Size doesn’t matter so they say, an aphorism clearly true of street art where so much of the best is genuinely small. This Festival report, if a pestle-and-mortar crush of too many photos and a few barely coherent words may be graced with such an extravagant term, began with a hint of height envy. Here are a few of the tallest LMF2024 murals starting with El Seed, the daddy of them all.
The stock in trade surface for the mural festival is the two or three story end gable in a location that wouldn’t be harmed by a lick of fresh paint. The trick then is to match really capable artists with availability in the Festival period to the wall. Or if it’s a street art supernova like Shepard Fairey, “Whenever you can make it mate.”
Other themes that came over big, bright and bold were flowers and portraits, little bits of maritime related painting, can never be too much of that and a few animals, always popular.
While admiring Philths’s gorgeous wallpaper flowers an elderly lady paused and said to me “there’s another beautiful one around the corner, a woman in bright garments”. Cycling far and wide across London photographing parked cars – sorry, LMF2024 murals, this unspoken “Never had tourists round here before” subtext came up quite often.
That “beautiful one around the corner” was this banger from Wedo Goas and the garments were sensational.
Sebas Velasco was a new name for me and his portrait in Lambeth was one of the signature murals of the 2024 event.
Qwynto also charmed with a playful pair of characters phoning each other either side of a gated block in Bloomsbury and as its not obvious, this pair were either side of the same block and not visible one from the other.
Having been to enough festivals and pestered enough artists to qualify as a public nuisance, occasionally mutterings are heard about “Backstreet half a mile from the main drag; only 3 colours and not even a ladder”, so it was impressive to see so many artists sublimate the ego and engage with small spaces away from the critical mass, all in the cause of brightening the parts no other arts reach. One elderly gentleman emerging from his front door opposite a cluster of utility boxes said “They used to be just grey paint, now it’s beautiful, brightens the place and I asked him if he’d do some more”. Sky High did.
Did you know London had a “Little Portugal”? Perhaps the surprising thing is that that should be a surprise.

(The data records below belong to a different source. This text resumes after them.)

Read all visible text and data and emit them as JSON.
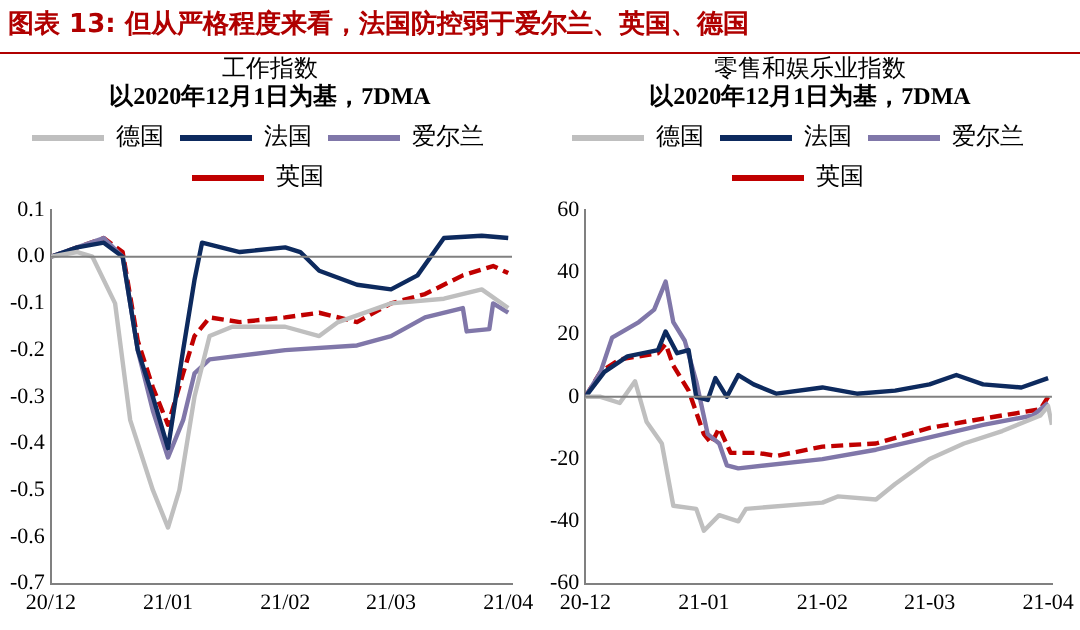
{
  "chart_data": [
    {
      "type": "line",
      "title": "工作指数",
      "subtitle": "以2020年12月1日为基，7DMA",
      "annotations": [
        "图表 13: 但从严格程度来看，法国防控弱于爱尔兰、英国、德国"
      ],
      "xlim": [
        "2020-12-01",
        "2021-04-02"
      ],
      "xticks": [
        {
          "value": "2020-12-01",
          "label": "20/12"
        },
        {
          "value": "2021-01-01",
          "label": "21/01"
        },
        {
          "value": "2021-02-01",
          "label": "21/02"
        },
        {
          "value": "2021-03-01",
          "label": "21/03"
        },
        {
          "value": "2021-04-01",
          "label": "21/04"
        }
      ],
      "ylim": [
        -0.7,
        0.1
      ],
      "yticks": [
        {
          "value": -0.7,
          "label": "-0.7"
        },
        {
          "value": -0.6,
          "label": "-0.6"
        },
        {
          "value": -0.5,
          "label": "-0.5"
        },
        {
          "value": -0.4,
          "label": "-0.4"
        },
        {
          "value": -0.3,
          "label": "-0.3"
        },
        {
          "value": -0.2,
          "label": "-0.2"
        },
        {
          "value": -0.1,
          "label": "-0.1"
        },
        {
          "value": 0,
          "label": "0.0"
        },
        {
          "value": 0.1,
          "label": "0.1"
        }
      ],
      "grid": false,
      "legend": "top",
      "marker": "none",
      "ref_lines": [
        {
          "axis": "y",
          "value": 0,
          "color": "#808080"
        }
      ],
      "series": [
        {
          "name": "德国",
          "color": "#bfbfbf",
          "line_style": "solid",
          "x": [
            "2020-12-01",
            "2020-12-08",
            "2020-12-12",
            "2020-12-18",
            "2020-12-22",
            "2020-12-28",
            "2021-01-01",
            "2021-01-04",
            "2021-01-08",
            "2021-01-12",
            "2021-01-18",
            "2021-02-01",
            "2021-02-10",
            "2021-02-15",
            "2021-03-01",
            "2021-03-15",
            "2021-03-25",
            "2021-04-01"
          ],
          "values": [
            0,
            0.01,
            0,
            -0.1,
            -0.35,
            -0.5,
            -0.58,
            -0.5,
            -0.3,
            -0.17,
            -0.15,
            -0.15,
            -0.17,
            -0.14,
            -0.1,
            -0.09,
            -0.07,
            -0.11
          ]
        },
        {
          "name": "法国",
          "color": "#0d2a5e",
          "line_style": "solid",
          "x": [
            "2020-12-01",
            "2020-12-08",
            "2020-12-15",
            "2020-12-20",
            "2020-12-24",
            "2020-12-28",
            "2021-01-01",
            "2021-01-05",
            "2021-01-08",
            "2021-01-10",
            "2021-01-15",
            "2021-01-20",
            "2021-02-01",
            "2021-02-05",
            "2021-02-10",
            "2021-02-20",
            "2021-03-01",
            "2021-03-08",
            "2021-03-15",
            "2021-03-25",
            "2021-04-01"
          ],
          "values": [
            0,
            0.02,
            0.03,
            0,
            -0.2,
            -0.3,
            -0.41,
            -0.2,
            -0.05,
            0.03,
            0.02,
            0.01,
            0.02,
            0.01,
            -0.03,
            -0.06,
            -0.07,
            -0.04,
            0.04,
            0.045,
            0.04
          ]
        },
        {
          "name": "爱尔兰",
          "color": "#8077a9",
          "line_style": "solid",
          "x": [
            "2020-12-01",
            "2020-12-08",
            "2020-12-15",
            "2020-12-20",
            "2020-12-24",
            "2020-12-28",
            "2021-01-01",
            "2021-01-05",
            "2021-01-08",
            "2021-01-12",
            "2021-02-01",
            "2021-02-20",
            "2021-03-01",
            "2021-03-10",
            "2021-03-20",
            "2021-03-21",
            "2021-03-27",
            "2021-03-28",
            "2021-04-01"
          ],
          "values": [
            0,
            0.02,
            0.04,
            0,
            -0.2,
            -0.33,
            -0.43,
            -0.35,
            -0.25,
            -0.22,
            -0.2,
            -0.19,
            -0.17,
            -0.13,
            -0.11,
            -0.16,
            -0.155,
            -0.1,
            -0.12
          ]
        },
        {
          "name": "英国",
          "color": "#c00000",
          "line_style": "dashed",
          "x": [
            "2020-12-01",
            "2020-12-08",
            "2020-12-15",
            "2020-12-20",
            "2020-12-24",
            "2020-12-28",
            "2021-01-01",
            "2021-01-05",
            "2021-01-08",
            "2021-01-12",
            "2021-01-20",
            "2021-02-01",
            "2021-02-10",
            "2021-02-20",
            "2021-03-01",
            "2021-03-10",
            "2021-03-20",
            "2021-03-28",
            "2021-04-01"
          ],
          "values": [
            0,
            0.02,
            0.04,
            0.01,
            -0.18,
            -0.28,
            -0.36,
            -0.25,
            -0.17,
            -0.13,
            -0.14,
            -0.13,
            -0.12,
            -0.14,
            -0.1,
            -0.08,
            -0.04,
            -0.02,
            -0.035
          ]
        }
      ]
    },
    {
      "type": "line",
      "title": "零售和娱乐业指数",
      "subtitle": "以2020年12月1日为基，7DMA",
      "xlim": [
        "2020-12-01",
        "2021-04-02"
      ],
      "xticks": [
        {
          "value": "2020-12-01",
          "label": "20-12"
        },
        {
          "value": "2021-01-01",
          "label": "21-01"
        },
        {
          "value": "2021-02-01",
          "label": "21-02"
        },
        {
          "value": "2021-03-01",
          "label": "21-03"
        },
        {
          "value": "2021-04-01",
          "label": "21-04"
        }
      ],
      "ylim": [
        -60,
        60
      ],
      "yticks": [
        -60,
        -40,
        -20,
        0,
        20,
        40,
        60
      ],
      "grid": false,
      "legend": "top",
      "marker": "none",
      "ref_lines": [
        {
          "axis": "y",
          "value": 0,
          "color": "#808080"
        }
      ],
      "series": [
        {
          "name": "德国",
          "color": "#bfbfbf",
          "line_style": "solid",
          "x": [
            "2020-12-01",
            "2020-12-05",
            "2020-12-10",
            "2020-12-14",
            "2020-12-17",
            "2020-12-21",
            "2020-12-24",
            "2020-12-30",
            "2021-01-01",
            "2021-01-05",
            "2021-01-10",
            "2021-01-12",
            "2021-02-01",
            "2021-02-05",
            "2021-02-15",
            "2021-02-20",
            "2021-03-01",
            "2021-03-10",
            "2021-03-20",
            "2021-03-30",
            "2021-04-01",
            "2021-04-02"
          ],
          "values": [
            0,
            0,
            -2,
            5,
            -8,
            -15,
            -35,
            -36,
            -43,
            -38,
            -40,
            -36,
            -34,
            -32,
            -33,
            -28,
            -20,
            -15,
            -11,
            -6,
            -3,
            -9
          ]
        },
        {
          "name": "法国",
          "color": "#0d2a5e",
          "line_style": "solid",
          "x": [
            "2020-12-01",
            "2020-12-06",
            "2020-12-12",
            "2020-12-20",
            "2020-12-22",
            "2020-12-25",
            "2020-12-28",
            "2020-12-30",
            "2021-01-02",
            "2021-01-04",
            "2021-01-07",
            "2021-01-10",
            "2021-01-14",
            "2021-01-20",
            "2021-02-01",
            "2021-02-10",
            "2021-02-20",
            "2021-03-01",
            "2021-03-08",
            "2021-03-15",
            "2021-03-25",
            "2021-04-01"
          ],
          "values": [
            0,
            8,
            13,
            15,
            21,
            14,
            15,
            0,
            -1,
            6,
            0,
            7,
            4,
            1,
            3,
            1,
            2,
            4,
            7,
            4,
            3,
            6
          ]
        },
        {
          "name": "爱尔兰",
          "color": "#8077a9",
          "line_style": "solid",
          "x": [
            "2020-12-01",
            "2020-12-05",
            "2020-12-08",
            "2020-12-15",
            "2020-12-19",
            "2020-12-22",
            "2020-12-24",
            "2020-12-27",
            "2020-12-30",
            "2021-01-02",
            "2021-01-05",
            "2021-01-07",
            "2021-01-10",
            "2021-02-01",
            "2021-02-15",
            "2021-03-01",
            "2021-03-15",
            "2021-03-28",
            "2021-04-01"
          ],
          "values": [
            0,
            8,
            19,
            24,
            28,
            37,
            24,
            18,
            5,
            -12,
            -15,
            -22,
            -23,
            -20,
            -17,
            -13,
            -9,
            -6,
            -2
          ]
        },
        {
          "name": "英国",
          "color": "#c00000",
          "line_style": "dashed",
          "x": [
            "2020-12-01",
            "2020-12-05",
            "2020-12-10",
            "2020-12-20",
            "2020-12-22",
            "2020-12-24",
            "2020-12-28",
            "2021-01-01",
            "2021-01-03",
            "2021-01-05",
            "2021-01-08",
            "2021-01-15",
            "2021-01-20",
            "2021-02-01",
            "2021-02-15",
            "2021-03-01",
            "2021-03-15",
            "2021-03-30",
            "2021-04-01"
          ],
          "values": [
            0,
            8,
            12,
            14,
            17,
            10,
            2,
            -12,
            -15,
            -10,
            -18,
            -18,
            -19,
            -16,
            -15,
            -10,
            -7,
            -4,
            0
          ]
        }
      ]
    }
  ]
}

The best spraypaint technicians are artists with a background in graffiti, which includes quite a number of the Global Street Art house artists. The mural festival recognised graffiti and included some great pieces but they tended to be on hoardings around building sites or other locations where a limited life can be expected.
The festival also incorporated an ill-fated link with the London International Pasteup Festival, the pasteups on the GSA donated wall not lasting even 24 hours before being tagged by the usual graffiti oriented claimants to that spot. A Pref mural inside a clothing retailer stretches the boundaries of what might be plausibly considered a mural in the context of the mural festival.
London Mural Festival 2024 has liberated London’s street art tradition from its East London epicentre. Murals have sprouted and spread and just about every conceivable post code. 12 Bikes rides, 245km, 1 hefty accident and 15 hours in A&E so that you don’t have to. Surfaces have evolved beyond mere boundary and barrier functions to become part of a brighter, more colourful and art filled metropolis. Walls have been activated in remote locations outside Shoreditch, way beyond in fact, there are even some KT postcodes on the London Mural Festival map – and that’s as broad a definition of London as you’ll ever find or need.